GNSS Spoofing Detection in TDD Networks: A 3GPP Standards-Based Security Framework
Abstract
Time Division Duplex (TDD) mobile networks require synchronization accuracy of 1.5 μs (3GPP TS 38.104), with GNSS-disciplined grandmaster clocks as the predominant timing source. GNSS spoofing -- now a documented operational threat -- can corrupt timing across all downstream base stations, yet neither the 3GPP management framework (SA5) nor the security framework (SA3) provides standardized mechanisms to detect or report such attacks. This paper proposes a detection and monitoring framework operating within existing 3GPP management structures. The framework introduces GNSS timing alarms and performance counters aligned with TS 28.111 and TS 28.552, a topology-aware correlation mechanism that classifies anomalies by grouping gNB-DUs by serving grandmaster, and a security event bridging fault management with SECHAND incident handling (TR 33.894).
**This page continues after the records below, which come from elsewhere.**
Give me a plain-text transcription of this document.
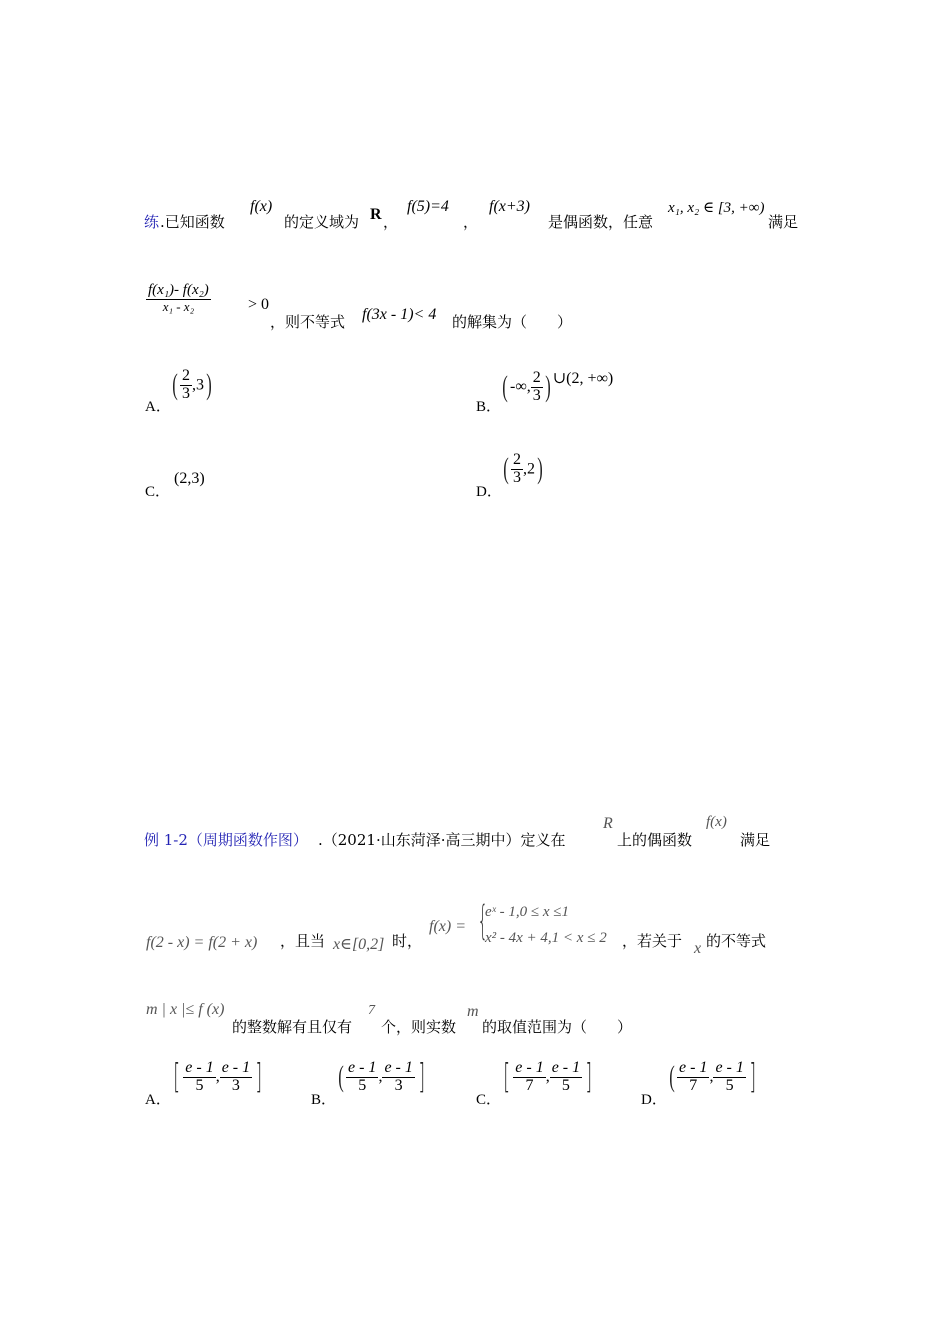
练 .已知函数
f(x)
的定义域为 R ，
f(5)=4
，
f(x+3)
是偶函数，任意
x₁, x₂ ∈ [3, +∞)
满足
$\frac{\text{f(x₁)- f(x₂)}}{\text{x₁ - x₂}} > 0$
，则不等式 f(3x - 1)< 4 的解集为（　　）
A．
( $\frac{2}{3} ,3$)
B．
( -∞, $\frac{2}{3}$ ) ∪(2, +∞)
C．
(2,3)
D．
( $\frac{2}{3} ,2$)
例 1-2（周期函数作图） .（2021·山东菏泽·高三期中）定义在
R
上的偶函数
f(x)
满足
f(2 - x) = f(2 + x) ，且当 x∈[0,2] 时，
f(x) = {
eˣ - 1,0 ≤ x ≤1
x² - 4x + 4,1 < x ≤ 2 ，若关于 x 的不等式
m | x |≤ f (x)
的整数解有且仅有
7
个，则实数
m
的取值范围为（　　）
A．
[ $\frac{e - 1}{5}$ , $\frac{e - 1}{3}$ ]
B．
( $\frac{e - 1}{5}$ , $\frac{e - 1}{3}$ ]
C．
[ $\frac{e - 1}{7}$ , $\frac{e - 1}{5}$ ]
D．
( $\frac{e - 1}{7}$ , $\frac{e - 1}{5}$ ]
Monte Carlo simulation demonstrates detection probability exceeding 95% for drift rates above 0.5 ns/s with false positive rates below 1% under well-provisioned PTP network conditions. The framework requires no new interfaces, is generation-agnostic, and is validated through scenario analysis distinguishing spoofing from signal loss, equipment faults, and maintenance transients.